Equity Compensation Awards
On February 22, 2024, the Compensation Committee approved PSU awards to certain named executive officers of the Company pursuant to the 2024 Plan, which awards were contingent upon the approval of the 2024 Plan by the Company’s stockholders. The awards were made on May 2, 2024 immediately following the conclusion of the Annual Meeting. The terms of the awards are summarized below:
Karen S. Haller, the Company’s President and Chief Executive Officer (“CEO”), was issued 53,038.674 PSUs, (i) 25% of which vested immediately upon approval of the 2024 Plan by stockholders as a result of the closing of the initial public offering (the “Centuri IPO”) of the common stock (“Centuri common stock”) of Centuri Holdings, Inc. (“Centuri”), a wholly-owned subsidiary of the Company prior to the Centuri IPO, and (ii) 75% of which will vest upon the consummation of a sale or other disposition (a “Sale or Disposition”) by the Company of shares of Centuri immediately after which the Company owns less than 20% of the total outstanding shares of Centuri common stock, subject to Ms. Haller’s Continuous Service (as such term is defined in the 2024 Plan).
Robert J. Stefani, the Company’s Senior Vice President/Chief Financial Officer, was issued 15,785.320 PSUs, (i) 25% of which vested immediately upon approval of the 2024 Plan by stockholders as a result of the closing of the Centuri IPO, and (ii) 75% of which will vest upon a Sale or Disposition, subject to Mr. Stefani’s Continuous Service.

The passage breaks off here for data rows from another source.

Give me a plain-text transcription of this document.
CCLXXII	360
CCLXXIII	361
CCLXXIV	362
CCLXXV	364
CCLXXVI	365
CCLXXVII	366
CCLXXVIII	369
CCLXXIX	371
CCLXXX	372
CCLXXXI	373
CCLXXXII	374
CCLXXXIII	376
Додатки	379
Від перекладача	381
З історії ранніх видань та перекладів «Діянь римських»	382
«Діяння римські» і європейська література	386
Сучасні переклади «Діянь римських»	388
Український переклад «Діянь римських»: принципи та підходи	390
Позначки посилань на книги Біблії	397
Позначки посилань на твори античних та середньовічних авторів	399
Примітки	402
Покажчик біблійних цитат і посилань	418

The Compensation Committee has the discretion to reduce or eliminate the 75% portion of Ms. Haller’s and Mr. Stefani’s PSU awards that vest upon a Sale or Disposition if a disposition involving, in whole or in part, a spin-off of Centuri common stock causes the Company to own less than 20% of the total outstanding shares of Centuri common stock.
Justin L. Brown, President of Southwest Gas Corporation, was issued 15,785.320 PSUs, (i) 50% of which will vest on February 22, 2025, and (ii) 50% of which will vest on February 22, 2026, subject to Mr. Brown’s Continuous Service. Prior to each tranche of units vesting, the Company’s CEO will determine whether Mr. Brown has met certain performance objectives pursuant to which the PSUs were granted, including with respect to operational performance, cost management, regulatory outcomes and progress on continuous improvement and optimization initiatives, and the Company’s CEO will have the discretion to reduce or eliminate the portion of PSUs that vest on either or both vesting dates based on such assessment.
The Performance Stock Unit Award Agreement with Karen S. Haller, Performance Stock Unit Award Agreement with Robert J. Stefani, and Performance Stock Unit Award Agreement with Justin L. Brown (the “Grant Agreements”) contain restrictions on transfer and encumbrances during the period before vesting, forfeiture provisions, and special vesting terms in the event of termination due to death, disability, retirement, involuntary termination due to a general reduction in force or specific elimination of the grantee’s job (except in connection with a termination for cause), and termination without cause or with good reason within 24 months following a change in control. The Grant Agreements also provide for crediting of dividend equivalents and distribution of common stock and accumulated dividend equivalents as soon as administratively possible after vesting, along with provisions on tax liability, tax withholding and compliance with Section 409A of the Code.
The foregoing summaries are qualified in their entirety by reference to the text of the Performance Stock Unit Award Agreement with Karen S. Haller, Performance Stock Unit Award Agreement with Robert J. Stefani, and Performance Stock Unit Award Agreement with Justin L. Brown, which are attached hereto as Exhibit 10.4, Exhibit 10.5, and Exhibit 10.6, respectively, and incorporated herein by reference.